The case of Bukit Begunan in Sarawak, where Mr. Justice Ian H.C. Chin declared the election in the Sarawak State General Elections on Sept. 8 and 9 last year as null and void because of excessive money politics and causing a by-election to be held, has highlighted the injustice suffered by the voters of Bukit Bintang parliamentary constituency in Kuala Lumpur when they lost the fundamental democratic right to elect the MP of their choice.
When the Kuala Lumpur High Court ruled on August 2, 1995 to uphold the MCA election petition to disqualify the duly elected DAP MP for Bukit Bintang, Wee Choo Keong, two important issues were raised:
Large numbers of Malaysians are still aggrieved and offended that Wee Choo Keong should be disqualified as a Member of Parliament for a civil contempt which had no element of criminal offence whatsoever.
But there are even more Malaysians who still feel outraged that the voters of Bukit Bintang should be denied their fundamental right to elect the MP of their choice, and have their MP decided by the court and not by the ballot box, especially as the Bukit Bintang parliamentary contest in the April 25, 1995 general elections was not a straight fight, but a three-cornered battle involving a third candidate.
They very legitimately feel that even if Wee Choo Keong is to be disqualified as MP, the voters of Bukit Bintang should not be “disqualified” from freely and democratically deciding who should be their elected Member of Parliament.
The Bukit Begunan case has not only focussed national attention on the need for drastic amendments to the election laws to ensure that elections in Malaysia are free, fair and clean, but also reminded Malaysians of the grave injustice of the Bukit Bintang case.

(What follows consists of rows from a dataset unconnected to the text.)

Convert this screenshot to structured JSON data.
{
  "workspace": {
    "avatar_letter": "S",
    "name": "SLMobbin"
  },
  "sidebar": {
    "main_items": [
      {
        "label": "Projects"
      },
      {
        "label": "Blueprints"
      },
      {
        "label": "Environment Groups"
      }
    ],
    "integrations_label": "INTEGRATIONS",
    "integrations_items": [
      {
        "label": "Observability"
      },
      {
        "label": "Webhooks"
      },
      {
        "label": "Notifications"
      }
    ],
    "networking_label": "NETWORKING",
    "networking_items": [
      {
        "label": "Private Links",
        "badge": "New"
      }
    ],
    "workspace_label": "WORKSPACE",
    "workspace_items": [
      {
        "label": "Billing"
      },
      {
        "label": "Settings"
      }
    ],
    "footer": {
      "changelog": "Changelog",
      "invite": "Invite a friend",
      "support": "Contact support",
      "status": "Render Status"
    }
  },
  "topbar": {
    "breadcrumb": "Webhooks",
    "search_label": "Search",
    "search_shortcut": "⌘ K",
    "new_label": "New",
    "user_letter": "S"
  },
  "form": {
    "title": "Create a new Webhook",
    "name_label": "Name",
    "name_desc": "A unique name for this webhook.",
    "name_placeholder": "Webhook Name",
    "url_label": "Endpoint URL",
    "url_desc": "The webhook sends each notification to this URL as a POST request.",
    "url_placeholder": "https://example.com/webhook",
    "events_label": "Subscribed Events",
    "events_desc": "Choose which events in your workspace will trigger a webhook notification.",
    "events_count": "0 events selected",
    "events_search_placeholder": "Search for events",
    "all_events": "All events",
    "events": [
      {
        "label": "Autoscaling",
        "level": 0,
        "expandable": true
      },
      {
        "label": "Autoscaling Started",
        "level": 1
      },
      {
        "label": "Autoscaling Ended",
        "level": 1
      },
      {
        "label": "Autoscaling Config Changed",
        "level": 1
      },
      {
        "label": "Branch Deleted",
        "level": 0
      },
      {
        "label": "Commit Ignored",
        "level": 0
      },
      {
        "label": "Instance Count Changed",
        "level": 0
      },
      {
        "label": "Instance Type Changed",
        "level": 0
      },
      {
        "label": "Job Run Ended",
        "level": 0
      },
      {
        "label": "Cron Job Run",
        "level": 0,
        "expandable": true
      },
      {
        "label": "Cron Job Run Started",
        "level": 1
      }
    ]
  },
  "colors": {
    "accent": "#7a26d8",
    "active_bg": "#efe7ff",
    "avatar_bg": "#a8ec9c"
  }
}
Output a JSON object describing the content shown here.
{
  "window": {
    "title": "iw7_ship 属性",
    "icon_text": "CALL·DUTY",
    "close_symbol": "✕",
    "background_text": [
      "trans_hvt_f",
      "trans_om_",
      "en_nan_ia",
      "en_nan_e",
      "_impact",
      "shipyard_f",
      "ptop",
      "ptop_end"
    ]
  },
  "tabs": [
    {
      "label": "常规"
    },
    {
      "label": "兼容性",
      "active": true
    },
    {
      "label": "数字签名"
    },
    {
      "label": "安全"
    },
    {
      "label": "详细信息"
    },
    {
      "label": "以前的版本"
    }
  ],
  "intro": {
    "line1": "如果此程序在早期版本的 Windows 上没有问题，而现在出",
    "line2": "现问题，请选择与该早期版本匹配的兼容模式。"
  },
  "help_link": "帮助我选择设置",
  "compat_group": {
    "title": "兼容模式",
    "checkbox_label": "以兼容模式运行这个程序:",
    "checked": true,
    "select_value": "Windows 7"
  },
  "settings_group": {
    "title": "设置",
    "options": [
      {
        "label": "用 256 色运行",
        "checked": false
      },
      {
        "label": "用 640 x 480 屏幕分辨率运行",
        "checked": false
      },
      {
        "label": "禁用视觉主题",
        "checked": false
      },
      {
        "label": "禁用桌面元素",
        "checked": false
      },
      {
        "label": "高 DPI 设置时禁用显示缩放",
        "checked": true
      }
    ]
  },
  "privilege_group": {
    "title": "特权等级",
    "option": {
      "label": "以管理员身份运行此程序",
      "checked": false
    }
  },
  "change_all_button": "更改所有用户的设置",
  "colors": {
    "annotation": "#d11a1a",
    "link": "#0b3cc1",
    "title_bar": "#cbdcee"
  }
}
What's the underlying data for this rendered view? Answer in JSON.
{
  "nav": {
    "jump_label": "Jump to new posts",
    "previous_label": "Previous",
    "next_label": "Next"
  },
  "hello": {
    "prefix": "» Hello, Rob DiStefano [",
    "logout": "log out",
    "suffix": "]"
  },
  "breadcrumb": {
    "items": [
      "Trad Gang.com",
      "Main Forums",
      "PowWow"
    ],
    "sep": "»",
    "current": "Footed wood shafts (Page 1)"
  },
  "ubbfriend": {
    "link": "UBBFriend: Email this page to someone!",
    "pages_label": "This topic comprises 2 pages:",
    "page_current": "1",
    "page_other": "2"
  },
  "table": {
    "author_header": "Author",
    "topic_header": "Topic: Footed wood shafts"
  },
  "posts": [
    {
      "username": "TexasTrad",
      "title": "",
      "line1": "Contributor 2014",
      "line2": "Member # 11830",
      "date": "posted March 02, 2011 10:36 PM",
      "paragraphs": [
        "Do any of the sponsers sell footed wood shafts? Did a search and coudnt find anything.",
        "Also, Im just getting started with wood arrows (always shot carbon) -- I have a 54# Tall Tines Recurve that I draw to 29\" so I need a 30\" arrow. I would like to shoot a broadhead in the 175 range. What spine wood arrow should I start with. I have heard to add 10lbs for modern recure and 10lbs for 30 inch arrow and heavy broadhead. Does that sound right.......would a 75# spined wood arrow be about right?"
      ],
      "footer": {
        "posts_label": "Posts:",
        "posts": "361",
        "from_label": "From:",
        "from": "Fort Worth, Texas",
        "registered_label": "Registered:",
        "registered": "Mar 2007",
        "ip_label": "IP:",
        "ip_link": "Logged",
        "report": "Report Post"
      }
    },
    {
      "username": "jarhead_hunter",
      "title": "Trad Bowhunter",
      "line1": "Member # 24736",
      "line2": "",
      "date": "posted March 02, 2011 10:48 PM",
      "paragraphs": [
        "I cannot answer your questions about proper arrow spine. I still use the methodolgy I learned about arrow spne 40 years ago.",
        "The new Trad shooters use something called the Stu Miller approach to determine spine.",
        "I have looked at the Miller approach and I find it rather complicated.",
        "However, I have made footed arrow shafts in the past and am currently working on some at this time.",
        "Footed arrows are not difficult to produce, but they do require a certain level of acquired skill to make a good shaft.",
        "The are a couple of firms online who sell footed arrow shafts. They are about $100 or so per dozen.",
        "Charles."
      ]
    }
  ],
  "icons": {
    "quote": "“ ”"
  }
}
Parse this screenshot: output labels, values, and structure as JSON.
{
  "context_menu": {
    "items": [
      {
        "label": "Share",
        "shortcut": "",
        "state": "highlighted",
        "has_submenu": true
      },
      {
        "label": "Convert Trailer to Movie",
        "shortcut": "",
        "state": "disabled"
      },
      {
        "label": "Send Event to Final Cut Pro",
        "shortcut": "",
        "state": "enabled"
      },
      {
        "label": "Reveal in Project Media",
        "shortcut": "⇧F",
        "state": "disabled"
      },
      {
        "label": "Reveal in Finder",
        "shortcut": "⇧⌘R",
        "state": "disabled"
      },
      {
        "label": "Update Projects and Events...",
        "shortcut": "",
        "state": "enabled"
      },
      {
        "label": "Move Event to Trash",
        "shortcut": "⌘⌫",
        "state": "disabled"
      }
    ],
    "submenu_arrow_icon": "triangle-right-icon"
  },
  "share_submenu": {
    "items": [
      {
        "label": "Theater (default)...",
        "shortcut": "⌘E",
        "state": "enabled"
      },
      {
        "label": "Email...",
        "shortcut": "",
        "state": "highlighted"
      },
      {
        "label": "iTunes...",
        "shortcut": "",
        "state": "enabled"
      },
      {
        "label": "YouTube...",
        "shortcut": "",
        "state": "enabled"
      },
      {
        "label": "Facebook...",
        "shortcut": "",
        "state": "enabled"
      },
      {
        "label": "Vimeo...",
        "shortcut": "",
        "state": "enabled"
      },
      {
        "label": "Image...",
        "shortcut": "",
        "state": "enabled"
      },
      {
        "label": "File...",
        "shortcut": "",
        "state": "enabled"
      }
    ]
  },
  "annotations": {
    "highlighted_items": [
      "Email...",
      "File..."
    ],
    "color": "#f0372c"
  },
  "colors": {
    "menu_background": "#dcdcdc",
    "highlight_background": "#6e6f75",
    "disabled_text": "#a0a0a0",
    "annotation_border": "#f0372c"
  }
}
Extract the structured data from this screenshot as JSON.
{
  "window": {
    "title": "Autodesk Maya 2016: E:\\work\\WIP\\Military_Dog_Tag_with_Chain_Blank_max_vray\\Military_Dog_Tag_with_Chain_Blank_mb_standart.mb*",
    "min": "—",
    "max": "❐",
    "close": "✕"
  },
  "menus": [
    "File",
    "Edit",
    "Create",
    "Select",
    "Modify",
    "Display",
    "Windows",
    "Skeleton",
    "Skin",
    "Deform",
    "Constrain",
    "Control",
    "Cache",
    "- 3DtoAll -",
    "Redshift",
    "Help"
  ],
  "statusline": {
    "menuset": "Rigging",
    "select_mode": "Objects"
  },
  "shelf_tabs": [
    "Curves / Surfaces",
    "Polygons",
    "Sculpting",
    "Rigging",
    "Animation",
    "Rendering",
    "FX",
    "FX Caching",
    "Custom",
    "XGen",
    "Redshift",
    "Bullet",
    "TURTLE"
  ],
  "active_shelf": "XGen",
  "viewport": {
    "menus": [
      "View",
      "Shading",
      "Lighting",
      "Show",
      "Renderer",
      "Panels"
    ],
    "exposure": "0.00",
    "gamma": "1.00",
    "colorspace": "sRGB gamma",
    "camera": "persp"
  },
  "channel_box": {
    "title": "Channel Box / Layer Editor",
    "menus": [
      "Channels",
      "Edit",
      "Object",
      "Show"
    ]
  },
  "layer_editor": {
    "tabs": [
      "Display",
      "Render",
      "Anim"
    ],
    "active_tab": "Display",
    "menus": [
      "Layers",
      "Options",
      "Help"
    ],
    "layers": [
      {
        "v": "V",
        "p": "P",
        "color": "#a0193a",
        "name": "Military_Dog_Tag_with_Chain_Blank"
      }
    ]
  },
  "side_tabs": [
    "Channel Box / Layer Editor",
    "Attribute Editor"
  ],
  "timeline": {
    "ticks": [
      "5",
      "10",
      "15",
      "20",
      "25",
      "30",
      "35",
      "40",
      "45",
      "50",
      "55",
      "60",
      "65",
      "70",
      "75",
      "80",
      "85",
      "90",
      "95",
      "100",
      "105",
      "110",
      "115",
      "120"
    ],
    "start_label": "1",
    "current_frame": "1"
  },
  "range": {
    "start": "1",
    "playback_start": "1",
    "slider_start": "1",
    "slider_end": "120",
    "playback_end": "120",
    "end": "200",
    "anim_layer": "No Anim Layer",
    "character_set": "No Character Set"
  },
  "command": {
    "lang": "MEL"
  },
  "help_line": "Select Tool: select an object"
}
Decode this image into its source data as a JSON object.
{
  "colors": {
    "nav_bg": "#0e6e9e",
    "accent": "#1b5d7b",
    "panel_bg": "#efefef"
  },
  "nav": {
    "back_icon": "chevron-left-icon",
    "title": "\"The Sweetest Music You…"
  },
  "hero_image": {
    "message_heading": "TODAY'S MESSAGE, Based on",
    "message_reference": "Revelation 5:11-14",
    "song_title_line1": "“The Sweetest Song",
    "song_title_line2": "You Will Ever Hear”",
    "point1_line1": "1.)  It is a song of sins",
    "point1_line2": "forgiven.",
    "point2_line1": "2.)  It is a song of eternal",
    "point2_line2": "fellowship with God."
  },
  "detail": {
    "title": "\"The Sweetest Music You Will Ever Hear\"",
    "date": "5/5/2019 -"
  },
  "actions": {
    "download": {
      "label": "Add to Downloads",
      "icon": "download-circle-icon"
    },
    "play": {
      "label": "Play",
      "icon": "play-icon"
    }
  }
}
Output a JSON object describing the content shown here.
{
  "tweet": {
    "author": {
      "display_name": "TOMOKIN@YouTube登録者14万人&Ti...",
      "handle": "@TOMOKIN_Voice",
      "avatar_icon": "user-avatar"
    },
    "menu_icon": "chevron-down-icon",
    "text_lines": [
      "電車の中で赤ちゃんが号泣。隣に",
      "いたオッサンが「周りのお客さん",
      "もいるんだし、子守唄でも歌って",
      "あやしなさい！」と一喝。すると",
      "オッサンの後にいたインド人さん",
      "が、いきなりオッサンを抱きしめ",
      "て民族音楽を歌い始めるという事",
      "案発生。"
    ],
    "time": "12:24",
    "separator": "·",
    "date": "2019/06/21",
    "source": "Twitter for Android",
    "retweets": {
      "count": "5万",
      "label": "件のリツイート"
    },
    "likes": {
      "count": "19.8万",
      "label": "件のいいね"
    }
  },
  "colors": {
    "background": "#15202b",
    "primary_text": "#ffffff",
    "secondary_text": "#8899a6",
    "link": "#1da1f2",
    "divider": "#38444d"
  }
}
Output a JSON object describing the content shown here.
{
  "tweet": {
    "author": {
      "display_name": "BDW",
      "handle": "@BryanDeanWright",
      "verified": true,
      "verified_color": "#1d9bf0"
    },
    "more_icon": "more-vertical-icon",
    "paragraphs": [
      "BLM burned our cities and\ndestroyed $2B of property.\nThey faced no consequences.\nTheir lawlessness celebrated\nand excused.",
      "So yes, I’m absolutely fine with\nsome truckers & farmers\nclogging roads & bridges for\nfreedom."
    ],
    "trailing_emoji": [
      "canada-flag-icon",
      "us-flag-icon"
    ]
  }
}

The voters of Bukit Bintang should have been given the chance like the people in Bukit Begunan to have a by-election after the decision of the election judge when upholding an election petition challenging the election result.
Many amendments are urgently needed to the election laws in the country - and one amendment arising from the Bukit Bintang case is to ensure that under no circumstances should the voters of a constituency be deprived of their fundamental democratic right to elect the MP or Assemblyman of their choice, and that no election judge should usurp the democratic and constitutional rights of the electorate.